We could hear horns blazing. Cop cars drove by to cheers. Bells pealed from local churches. And yet, on a quiet side street in Watertown, just silence and a gentle mist. It was over.

This past week has been a tumultuous roller coaster of non-stop news, social media, stress, anxiety, sadness, and fear. And it's been made worse by the intense familiarity of it for all of the residents, me included. Almost every snapshot on the news this past week has been a spot in Boston or Cambridge or Watertown that my friends and I know, love, and frequent -- be it a restaurant in Watertown, a street where I run, or the MIT campus where my husband is a graduate student. We all have stories from these scenes that are being splashed across the screens of the wider world. And that makes this experience even more personal and intense.

Boston in some ways has been brought closer together by all of it, bonded by a unique shared experience of tragedy, heartache, and fear in such close proximity. But we have also been bonded by a shared humanity filled with love, support, outreach, and caring.

And that shared humanity is stronger than the fear that was perpetrated last Monday at the marathon, and even Friday during the manhunt.

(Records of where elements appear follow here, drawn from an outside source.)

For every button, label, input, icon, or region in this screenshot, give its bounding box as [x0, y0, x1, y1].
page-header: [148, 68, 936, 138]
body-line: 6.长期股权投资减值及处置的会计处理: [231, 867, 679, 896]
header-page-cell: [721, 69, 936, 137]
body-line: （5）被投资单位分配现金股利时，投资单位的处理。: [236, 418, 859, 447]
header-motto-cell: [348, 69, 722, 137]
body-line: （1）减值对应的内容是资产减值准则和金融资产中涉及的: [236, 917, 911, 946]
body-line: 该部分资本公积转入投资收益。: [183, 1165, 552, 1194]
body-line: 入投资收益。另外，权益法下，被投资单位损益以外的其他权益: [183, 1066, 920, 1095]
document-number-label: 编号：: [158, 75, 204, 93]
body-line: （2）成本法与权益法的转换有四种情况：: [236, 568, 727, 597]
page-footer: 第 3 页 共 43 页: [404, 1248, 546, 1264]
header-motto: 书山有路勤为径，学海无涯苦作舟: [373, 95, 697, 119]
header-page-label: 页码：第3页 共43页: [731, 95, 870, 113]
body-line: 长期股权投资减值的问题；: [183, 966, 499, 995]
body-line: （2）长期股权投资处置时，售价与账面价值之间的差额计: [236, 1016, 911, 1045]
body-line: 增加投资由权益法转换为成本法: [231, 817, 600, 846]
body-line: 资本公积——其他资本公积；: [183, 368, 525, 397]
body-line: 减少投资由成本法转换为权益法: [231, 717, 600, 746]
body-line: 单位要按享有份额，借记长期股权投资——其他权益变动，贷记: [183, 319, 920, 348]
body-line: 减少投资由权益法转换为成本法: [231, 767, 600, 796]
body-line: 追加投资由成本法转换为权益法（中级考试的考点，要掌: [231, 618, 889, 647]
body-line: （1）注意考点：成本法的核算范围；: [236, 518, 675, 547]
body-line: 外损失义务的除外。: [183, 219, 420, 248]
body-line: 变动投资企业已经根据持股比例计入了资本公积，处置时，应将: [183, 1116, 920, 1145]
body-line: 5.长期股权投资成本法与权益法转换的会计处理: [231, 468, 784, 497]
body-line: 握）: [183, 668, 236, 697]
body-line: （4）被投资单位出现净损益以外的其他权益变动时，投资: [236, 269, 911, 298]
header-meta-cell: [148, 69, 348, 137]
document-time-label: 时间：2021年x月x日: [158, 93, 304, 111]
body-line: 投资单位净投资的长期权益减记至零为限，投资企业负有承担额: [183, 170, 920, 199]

As tragic as Monday and Friday were, I can still see the positive--in the random knocks on our apartment door from strangers in our large apartment building to ask if we're ok because they know we're runners, in the waves at police officers, in the unbelievable number of people out wearing marathon or Boston sports gear as they walk down the street, in the huge swaths of runners out this morning showing that our lives are continuing on, in the story of a friend buying a gift card at the Starbucks across from an ambulance outpost so that the paramedics can get free coffee. I also see it in the casual conversations that have sprung up.

On Saturday morning, waiting for a seat at my favorite breakfast spot in Watertown (the Deluxe Town Diner, which is a few blocks from where the suspect was apprehended), I chatted with others around me--runners who had been stopped at the 25 mile marker and who lived in Watertown. All of us affected and impacted, yet positive. The two runners, who had been running the Boston Marathon to raise money for liver research, shared an inspiring story about how an anonymous donor had given $1,500 to their fundraiser post-marathon. The donor said the gift was to thank them for writing a spectator guide to viewing the marathon that they had found on their blog. They had used it on Monday and believed that in following the guide's advice on where to watch, their lives had been saved.

The mood of the rest of the diner was also upbeat. People were going about their normal routine--brunch on a weekend morning. There was a palpable lively feeling as diners chatted with friends and family over chocolate chip pancakes and omelets. Our world is back to normal.

Yet it's a different kind of normal. A more intimate normal. One where you look more people in the eye as you're walking down the street. One where you strike up random conversations with strangers that don't seem random because you are bonded by shared experience.

We've all lived through a lot this past week.

As we begin this new normal, as we move past the tears and relief, I hope we hold on to that love that we have felt for our friends, neighbors and strangers around us. The love that has prompted random outreach and acts of kindness and support. The love that ultimately, will always be stronger than hatred or fear.